Young Ms. Bowman has let us see her insides, and we in turn want to warn this young woman to be careful, to choose well. She marries twice, divorces twice, brings five sons and a daughter into the world, and uses the Island as their “Place” for a month every summer.

There are Island weddings for several children, and Ms. Bowman is on the Island during the summer of 2008 when her son Bo’s partner calls from New York with the news that Bo has been hospitalized with flu symptoms and leg pain. Two days later, Bo is gone, a fit man dead at 39 of a massive invasive virus.

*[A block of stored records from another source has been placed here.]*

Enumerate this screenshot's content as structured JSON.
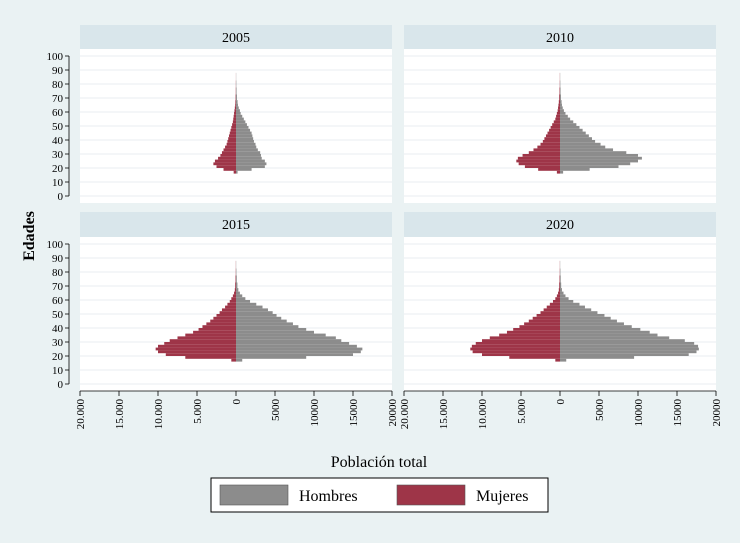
{
  "chart_data": {
    "type": "bar",
    "orientation": "horizontal",
    "layout": "population-pyramid",
    "facets": [
      "2005",
      "2010",
      "2015",
      "2020"
    ],
    "xlabel": "Población total",
    "ylabel": "Edades",
    "x_ticks": [
      "20.000",
      "15.000",
      "10.000",
      "5.000",
      "0",
      "5000",
      "10000",
      "15000",
      "20000"
    ],
    "y_ticks": [
      "0",
      "10",
      "20",
      "30",
      "40",
      "50",
      "60",
      "70",
      "80",
      "90",
      "100"
    ],
    "xlim": [
      -20000,
      20000
    ],
    "ylim": [
      -5,
      105
    ],
    "grid": true,
    "legend_position": "bottom",
    "legend": [
      {
        "name": "Hombres",
        "color": "#8c8c8c"
      },
      {
        "name": "Mujeres",
        "color": "#9e3548"
      }
    ],
    "series_ages": [
      17,
      19,
      21,
      23,
      25,
      27,
      29,
      31,
      33,
      35,
      37,
      39,
      41,
      43,
      45,
      47,
      49,
      51,
      53,
      55,
      57,
      59,
      61,
      63,
      65,
      67,
      70,
      75,
      80,
      85
    ],
    "panels": [
      {
        "year": "2005",
        "Hombres": [
          200,
          2000,
          3700,
          3900,
          3700,
          3300,
          3200,
          3100,
          2800,
          2600,
          2500,
          2300,
          2200,
          2100,
          2000,
          1800,
          1600,
          1400,
          1200,
          1000,
          800,
          600,
          500,
          350,
          250,
          200,
          120,
          70,
          40,
          20
        ],
        "Mujeres": [
          300,
          1600,
          2500,
          2900,
          2700,
          2300,
          2000,
          1800,
          1600,
          1400,
          1200,
          1100,
          1000,
          900,
          800,
          700,
          600,
          500,
          400,
          350,
          300,
          250,
          200,
          150,
          100,
          80,
          50,
          30,
          20,
          10
        ]
      },
      {
        "year": "2010",
        "Hombres": [
          400,
          3800,
          7500,
          9000,
          10000,
          10500,
          10000,
          8500,
          6800,
          5800,
          5200,
          4500,
          4100,
          3700,
          3300,
          2900,
          2500,
          2100,
          1700,
          1300,
          1000,
          700,
          500,
          350,
          250,
          200,
          120,
          70,
          40,
          20
        ],
        "Mujeres": [
          400,
          2800,
          4500,
          5300,
          5600,
          5400,
          4800,
          4000,
          3400,
          2900,
          2500,
          2200,
          2000,
          1800,
          1600,
          1400,
          1200,
          1000,
          800,
          600,
          500,
          400,
          300,
          250,
          200,
          150,
          100,
          60,
          30,
          20
        ]
      },
      {
        "year": "2015",
        "Hombres": [
          800,
          9000,
          15000,
          16000,
          16200,
          15500,
          14500,
          13500,
          12800,
          11500,
          10000,
          9000,
          8000,
          7300,
          6500,
          5800,
          5200,
          4700,
          4100,
          3400,
          2600,
          1800,
          1200,
          800,
          500,
          300,
          180,
          100,
          50,
          20
        ],
        "Mujeres": [
          600,
          6500,
          9000,
          10000,
          10300,
          10000,
          9200,
          8500,
          7500,
          6500,
          5500,
          4800,
          4300,
          3800,
          3300,
          2900,
          2500,
          2100,
          1800,
          1400,
          1100,
          800,
          600,
          400,
          250,
          150,
          100,
          60,
          30,
          20
        ]
      },
      {
        "year": "2020",
        "Hombres": [
          800,
          9500,
          16500,
          17500,
          17800,
          17700,
          17200,
          16000,
          14000,
          12500,
          11500,
          10300,
          9200,
          8200,
          7300,
          6500,
          5700,
          4800,
          4000,
          3200,
          2500,
          1700,
          1100,
          700,
          450,
          250,
          150,
          90,
          50,
          20
        ],
        "Mujeres": [
          600,
          6500,
          10000,
          11200,
          11500,
          11300,
          10800,
          10000,
          9000,
          7800,
          6800,
          6000,
          5200,
          4600,
          4000,
          3500,
          3000,
          2500,
          2100,
          1700,
          1300,
          900,
          600,
          400,
          250,
          150,
          100,
          60,
          30,
          20
        ]
      }
    ]
  }
}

I am reminded by this story that finding our way to personal peace — happiness, really — is not made simpler by wealth or privilege, nor is it made more difficult by a hardscrabble life. Life is an equalizer, and requires us to pursue happiness with tools available to all of us: resilience, courage, honesty, and commitment. Life will give us what we desire, but we have to ask for it.

Ms. Bowman, an interior designer for 35 years, also holds an MFA earned nine years ago from Sarah Lawrence College. She writes for New Jersey newspapers, and is an essayist whose work is published in the Vineyard Gazette. In 2010 she published a family memoir, The Power of The Place, featuring her childhood home.